19 april 2024

Het heelal is inderdaad helderder in de richting waar de zon heen beweegt

Credit: Planck mission/ESA.

De zon en het planetenstelsel er om heen draaien in een baan om het centrum van het Melkwegstelsel – één rondje duurt pakweg 230 miljoen jaar – en op haar beurt beweegt het Melkwegstelsel weer in de richting van de Grote Aantrekker. Al met al zorgt dit er voor dat de zon met een snelheid van 369,82 ± 0,11 km/s beweegt in de richting van het sterrenbeeld Leeuw (galactische lengtegraad 264,021 ± 0,011, galactische breedtegraad 48,253 ± 0,005). In de metingen aan de kosmische microgolfachtergrondstraling (Engels: CMB), de straling die resteert van de hete oerknal 13,8 miljard jaar geleden, is die beweging te zien als de CMB-dipool, hierboven een afbeelding ervan. Rood is waar de zon heen beweegt, blauw is wat we achter ons laten. Een interessante vraag is nu of die beweging ook te zien is aan de sterrenstelsels in het heelal, of we kunnen zien of er een verschil in hun snelheid is ten opzichte van de zon/Melkweg als ze ‘voor’ ons liggen of ‘achter’ ons?
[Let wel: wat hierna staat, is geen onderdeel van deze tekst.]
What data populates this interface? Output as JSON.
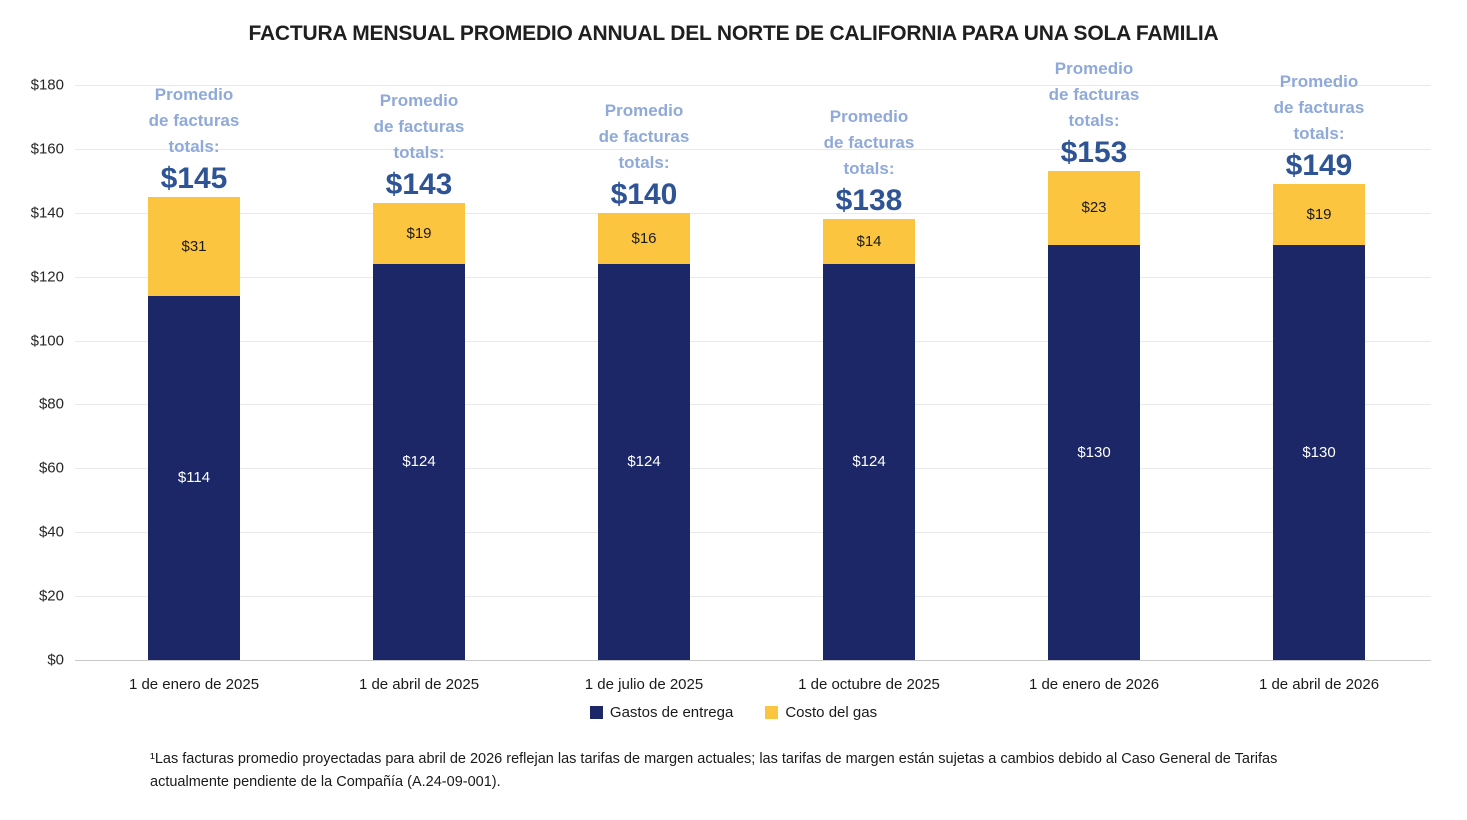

Op grond van Einstein’s Speciale Relativiteitstheorie uit 1905 zou je verwachten dat een sterrenstelsel in de richting waar we heen bewegen iets helderder, compacter en blauwer zou zijn en een stelsel achter ons meer donker, roder en wat uitgestrekter. Eerdere onderzoeken lieten opmerkelijk genoeg zien dat de zon sneller beweegt dan wat het standaard model van het heelal voorspelt.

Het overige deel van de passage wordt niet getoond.